Cabin Visit from A to Z
Most DNT cabins are self-service (with stocks of provisions) or no-service (no provisions stocked). Here’s a guide to staying at a cabin.
Planning is an essential part of a tour. You’re already on our website, which is a good start! Visit UT.no to find a trekking area, suggestions for tours, or descriptions of cabins. Get a map of the area and borrow a DNT-key. Load your pack and go out!
Most unstaffed DNT cabins are locked with the DNT-key. So it’s always wise to have the little DNT-key with you on a hike or ski tour. You may borrow a key against a deposit of NOK 100. Borrow a key on our web shop. You may also borrow a key at local trekking associations or clubs as well as at some tourist offices and shops.
It’s wise to fire up the stove as soon as you’ve come into a cabin. Place two split sticks of wood inside the stove, split sides inward. Fill the cavity between them with crumpled paper, bark, or other burnable material. Lay small bits of wood and then a larger chunk on top. It’s the best way to fire up on the first try!
Clothing and shoes can be wet after a day outdoors. Dry wet items by hanging them over the stove.
5. Cabin register
As the cabin warms up, enter your name, membership number and other information in the cabin register book. You must register before using a bunk.
Some cabins have mains or solar panel electricity for lighting. However, most cabins have candles or kerosene lamps for lighting. Remember to check that candles stand firm in candlesticks. Also take care not to spill kerosene upon filling lamps.
Self-service cabins have larders With all you need, from crisp bread and oatmeal to instant soups and canned goods. Pay for food used the same way you pay for staying at the cabin. No-service cabins don’t have larders, so you must bring your own food.
In the cabin there’s a notice of the location of the nearest water source. In winter you often may need to melt snow, Preferably on the stove, to save gas for cooking.
Propane burners are the standard cookers in all cabins. Before lighting the burner, turn the gas control valve to the “Open” position. Remember to turn it “Off” after you’ve finished.

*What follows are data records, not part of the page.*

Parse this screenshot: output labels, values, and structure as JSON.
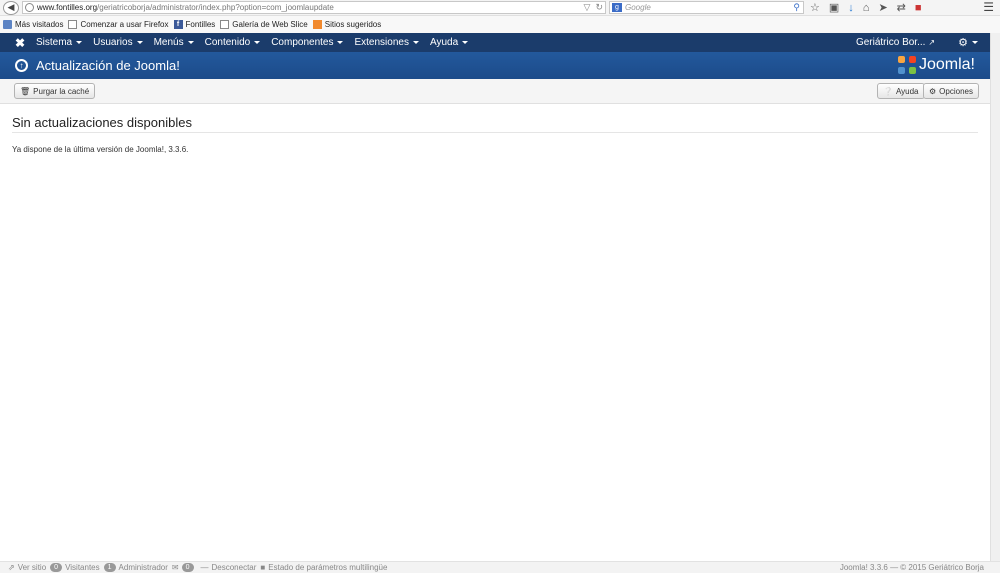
{
  "browser": {
    "url_domain": "www.fontilles.org",
    "url_path": "/geriatricoborja/administrator/index.php?option=com_joomlaupdate",
    "search_placeholder": "Google"
  },
  "bookmarks": [
    {
      "label": "Más visitados",
      "icon": "folder-icon"
    },
    {
      "label": "Comenzar a usar Firefox",
      "icon": "page-icon"
    },
    {
      "label": "Fontilles",
      "icon": "facebook-icon"
    },
    {
      "label": "Galería de Web Slice",
      "icon": "page-icon"
    },
    {
      "label": "Sitios sugeridos",
      "icon": "web-slice-icon"
    }
  ],
  "nav": {
    "items": [
      "Sistema",
      "Usuarios",
      "Menús",
      "Contenido",
      "Componentes",
      "Extensiones",
      "Ayuda"
    ],
    "site_name": "Geriátrico Bor..."
  },
  "header": {
    "title": "Actualización de Joomla!",
    "logo_text": "Joomla!"
  },
  "toolbar": {
    "purge_label": "Purgar la caché",
    "help_label": "Ayuda",
    "options_label": "Opciones"
  },
  "main": {
    "heading": "Sin actualizaciones disponibles",
    "message": "Ya dispone de la última versión de Joomla!, 3.3.6."
  },
  "status": {
    "view_site": "Ver sitio",
    "visitors_count": "0",
    "visitors_label": "Visitantes",
    "admins_count": "1",
    "admins_label": "Administrador",
    "messages_count": "0",
    "logout": "Desconectar",
    "multilang": "Estado de parámetros multilingüe",
    "footer": "Joomla! 3.3.6 — © 2015 Geriátrico Borja"
  },
  "colors": {
    "navbar": "#1b3c6b",
    "titlebar": "#1f5394"
  }
}
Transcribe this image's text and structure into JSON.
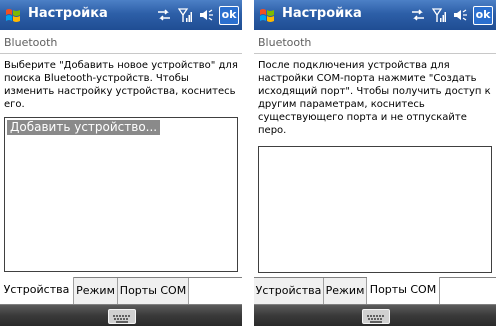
{
  "screens": [
    {
      "title": "Настройка",
      "heading": "Bluetooth",
      "instruction": "Выберите \"Добавить новое устройство\" для поиска Bluetooth-устройств. Чтобы изменить настройку устройства, коснитесь его.",
      "list_items": [
        "Добавить устройство..."
      ],
      "tabs": [
        "Устройства",
        "Режим",
        "Порты COM"
      ],
      "active_tab": 0,
      "ok_label": "ok"
    },
    {
      "title": "Настройка",
      "heading": "Bluetooth",
      "instruction": "После подключения устройства для настройки COM-порта нажмите \"Создать исходящий порт\". Чтобы получить доступ к другим параметрам, коснитесь существующего порта и не отпускайте перо.",
      "list_items": [],
      "tabs": [
        "Устройства",
        "Режим",
        "Порты COM"
      ],
      "active_tab": 2,
      "ok_label": "ok"
    }
  ],
  "icons": {
    "start": "windows-flag-icon",
    "connectivity": "connectivity-arrows-icon",
    "signal": "signal-strength-icon",
    "volume": "speaker-volume-icon",
    "keyboard": "keyboard-icon"
  },
  "colors": {
    "titlebar": "#2d5fa8",
    "selection": "#8a8a8a",
    "menubar": "#3a3a3a"
  }
}
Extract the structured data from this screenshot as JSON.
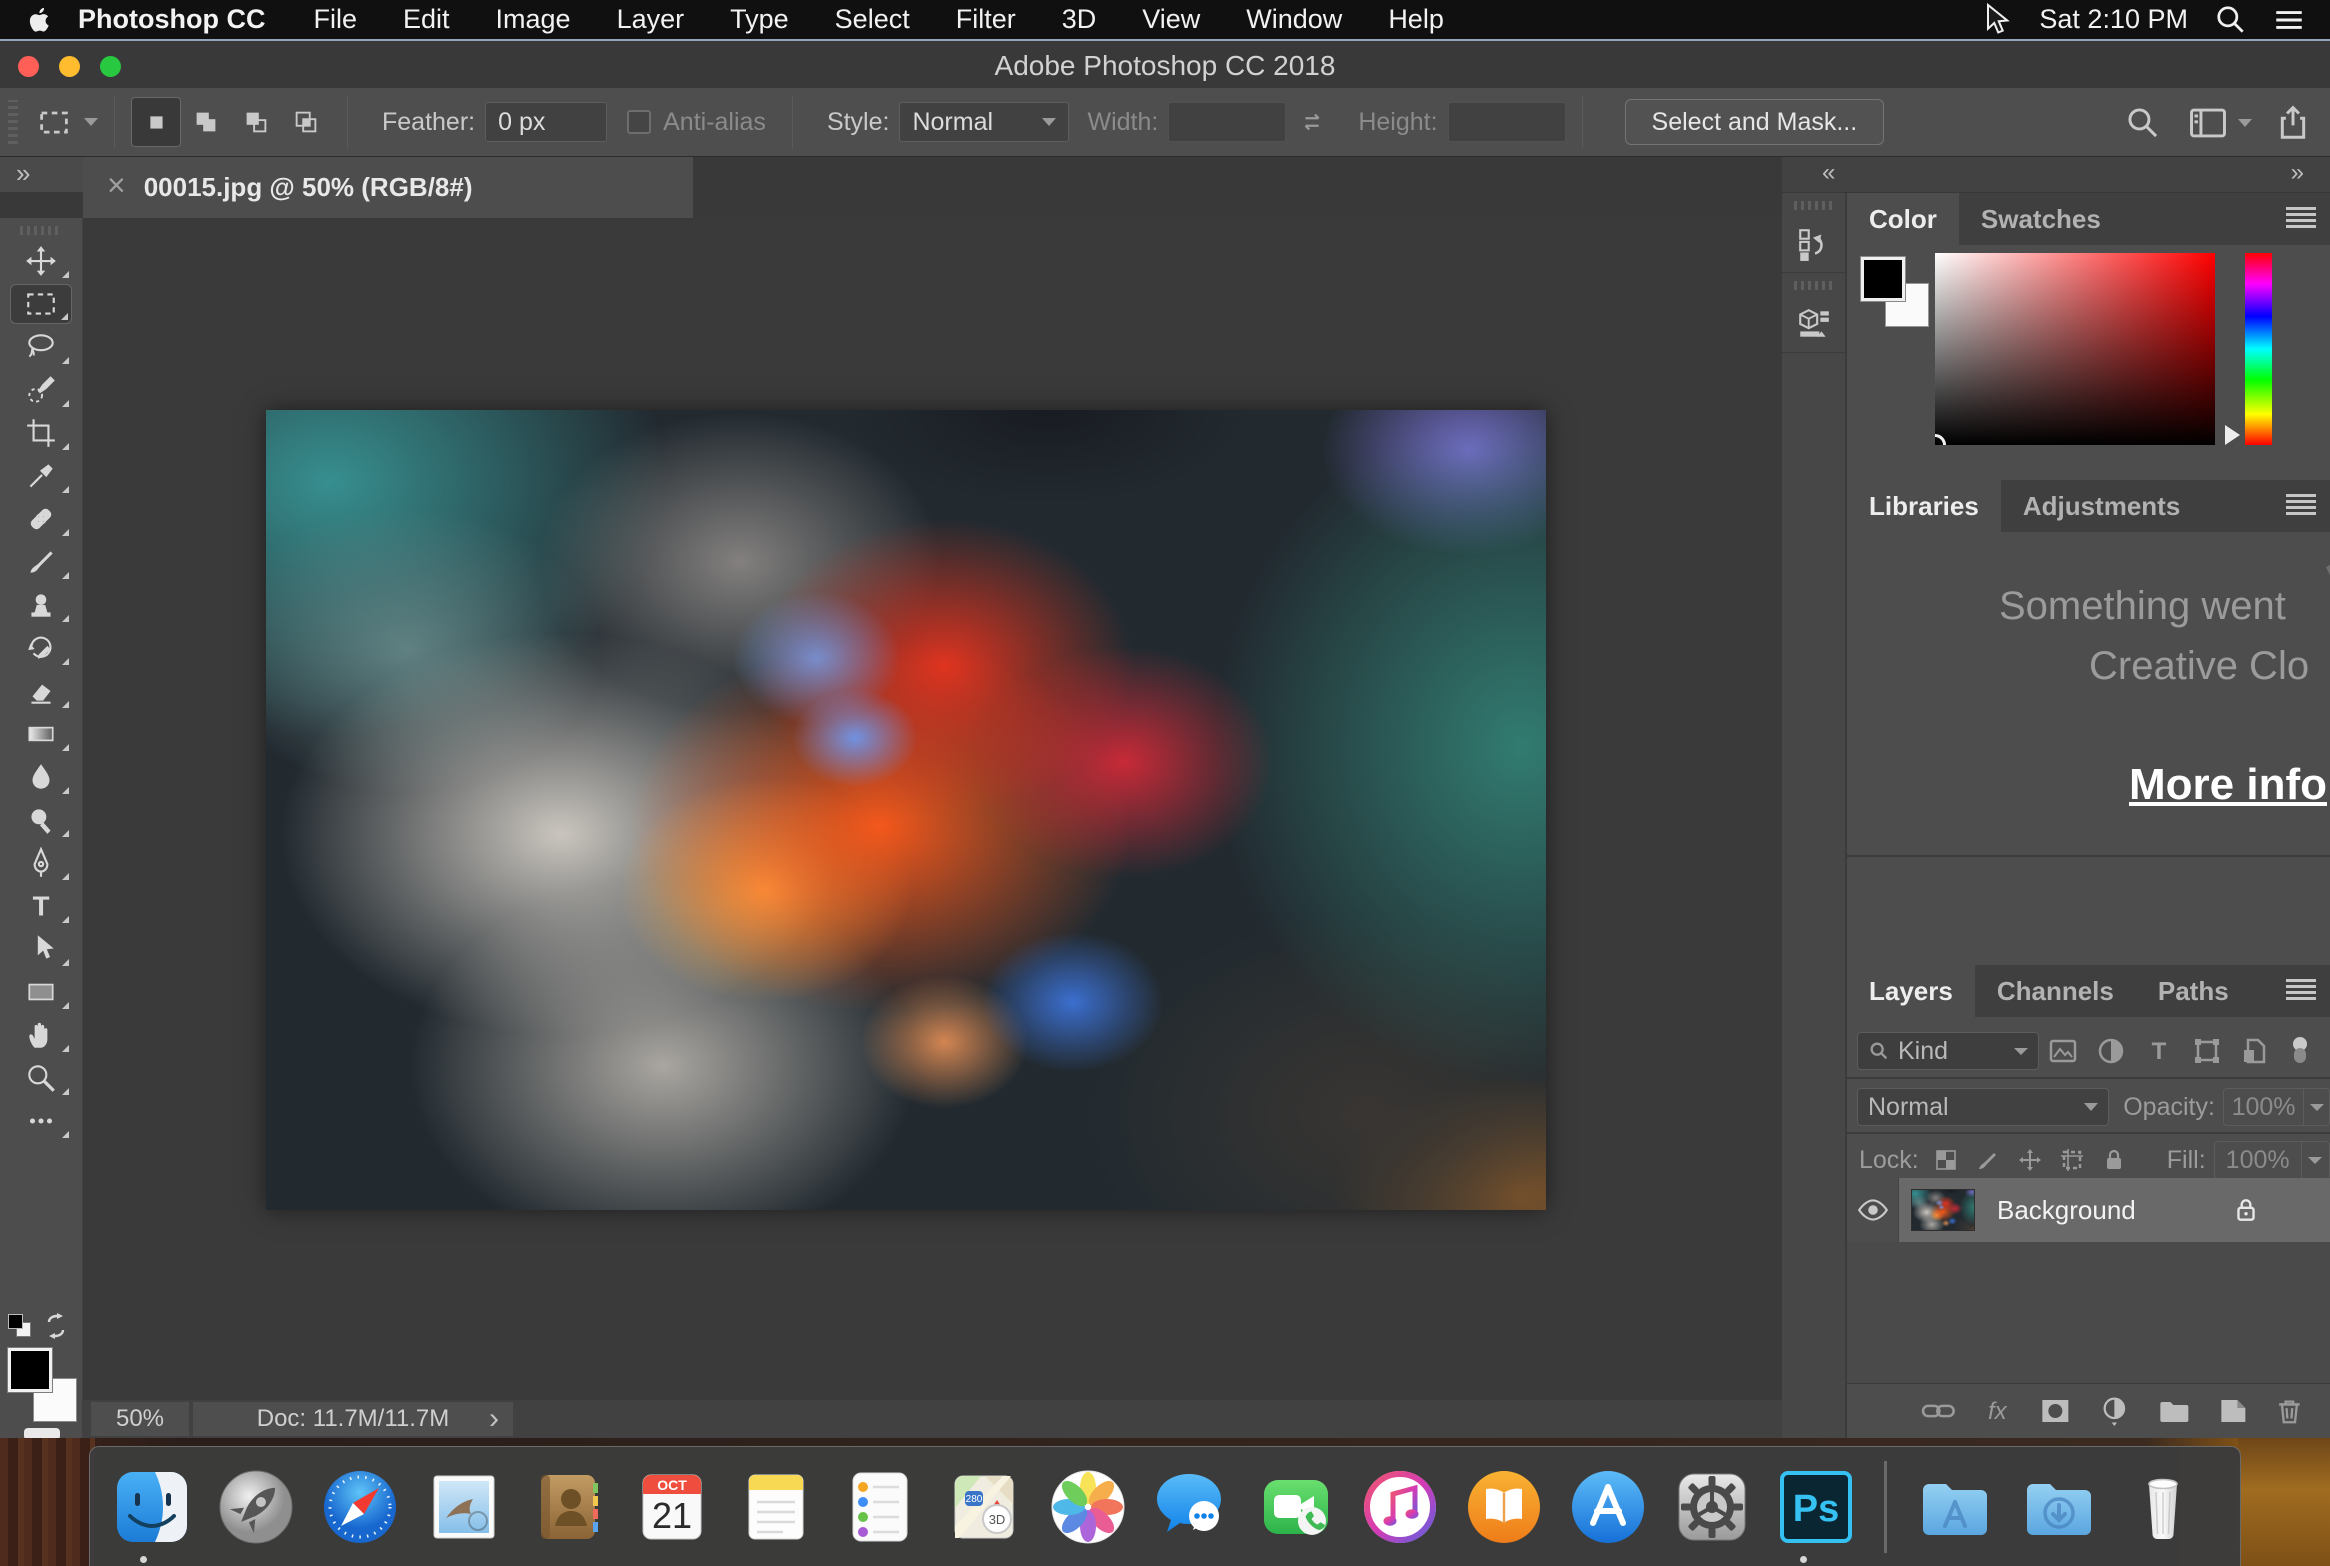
{
  "menu_bar": {
    "app_name": "Photoshop CC",
    "items": [
      "File",
      "Edit",
      "Image",
      "Layer",
      "Type",
      "Select",
      "Filter",
      "3D",
      "View",
      "Window",
      "Help"
    ],
    "clock": "Sat 2:10 PM"
  },
  "window": {
    "title": "Adobe Photoshop CC 2018"
  },
  "options_bar": {
    "feather_label": "Feather:",
    "feather_value": "0 px",
    "anti_alias_label": "Anti-alias",
    "style_label": "Style:",
    "style_value": "Normal",
    "width_label": "Width:",
    "height_label": "Height:",
    "select_and_mask_label": "Select and Mask..."
  },
  "document": {
    "tab_title": "00015.jpg @ 50% (RGB/8#)",
    "close_glyph": "×",
    "zoom_level": "50%",
    "doc_size": "Doc: 11.7M/11.7M",
    "status_chevron": "›",
    "expand_glyph": "»"
  },
  "toolbar_tools": [
    "move",
    "rectangular-marquee",
    "lasso",
    "quick-selection",
    "crop",
    "eyedropper",
    "spot-healing-brush",
    "brush",
    "clone-stamp",
    "history-brush",
    "eraser",
    "gradient",
    "blur",
    "dodge",
    "pen",
    "type",
    "path-selection",
    "rectangle",
    "hand",
    "zoom",
    "edit-toolbar"
  ],
  "panels": {
    "collapse_left": "«",
    "collapse_right": "»",
    "color": {
      "tabs": [
        "Color",
        "Swatches"
      ],
      "active_tab": "Color"
    },
    "libraries": {
      "tabs": [
        "Libraries",
        "Adjustments"
      ],
      "active_tab": "Libraries",
      "message_line1": "Something went",
      "message_line2": "Creative Clo",
      "link_text": "More info"
    },
    "layers": {
      "tabs": [
        "Layers",
        "Channels",
        "Paths"
      ],
      "active_tab": "Layers",
      "filter_label": "Kind",
      "blend_mode": "Normal",
      "opacity_label": "Opacity:",
      "opacity_value": "100%",
      "lock_label": "Lock:",
      "fill_label": "Fill:",
      "fill_value": "100%",
      "layer_name": "Background"
    }
  },
  "dock": {
    "apps": [
      "Finder",
      "Launchpad",
      "Safari",
      "Mail",
      "Contacts",
      "Calendar",
      "Notes",
      "Reminders",
      "Maps",
      "Photos",
      "Messages",
      "FaceTime",
      "iTunes",
      "Books",
      "App Store",
      "System Preferences",
      "Photoshop",
      "Applications",
      "Downloads",
      "Trash"
    ],
    "calendar_month": "OCT",
    "calendar_day": "21",
    "maps_badge": "3D",
    "maps_route": "280",
    "photoshop_glyph": "Ps"
  },
  "colors": {
    "accent_cyan": "#35c1f1",
    "traffic_red": "#ff5f57",
    "traffic_yellow": "#febc2e",
    "traffic_green": "#28c840",
    "panel_bg": "#4d4d4d",
    "pasteboard_bg": "#3a3a3a",
    "selected_row_bg": "#696969"
  }
}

Dinner is the high point of the evening, regardless of whether you have venison brought along or pancakes from the larder. Take time to enjoy the meal. And have a bit of chocolate for dessert.
Nothing is as comfortable as going to bed after a long day in the mountains. Remember to bring a cotton hut sack or a little sleeping bag. Show respect for those who wish to go to bed early. So they hopefully will show respect for those who wish to sleep late the following morning. It’s good to have a headlamp if you wish to read in bed.
DNT cabins have outdoor toilets, often decorated with pictures of the royal family and supplied with reading material. Remember to cover what you’ve left with sod or bark from a bag in the privy.
At the self-service cabins you have to fill out a payment form for you stay. Drop the form into the payment box/safe at check out. This is payment for food and accommodation at the cabin.
14. Washing up
Before leaving a cabin, you should wash all cutlery, dishes and countertops used, as well as the cabin floors. It’s courteous to leave a cabin in better condition than when you arrived.
This is our guide to self-service and no-service cabins. If you stay at a staffed lodge, the cabin is warm when you arrive. Then you can enjoy your stay with no chores.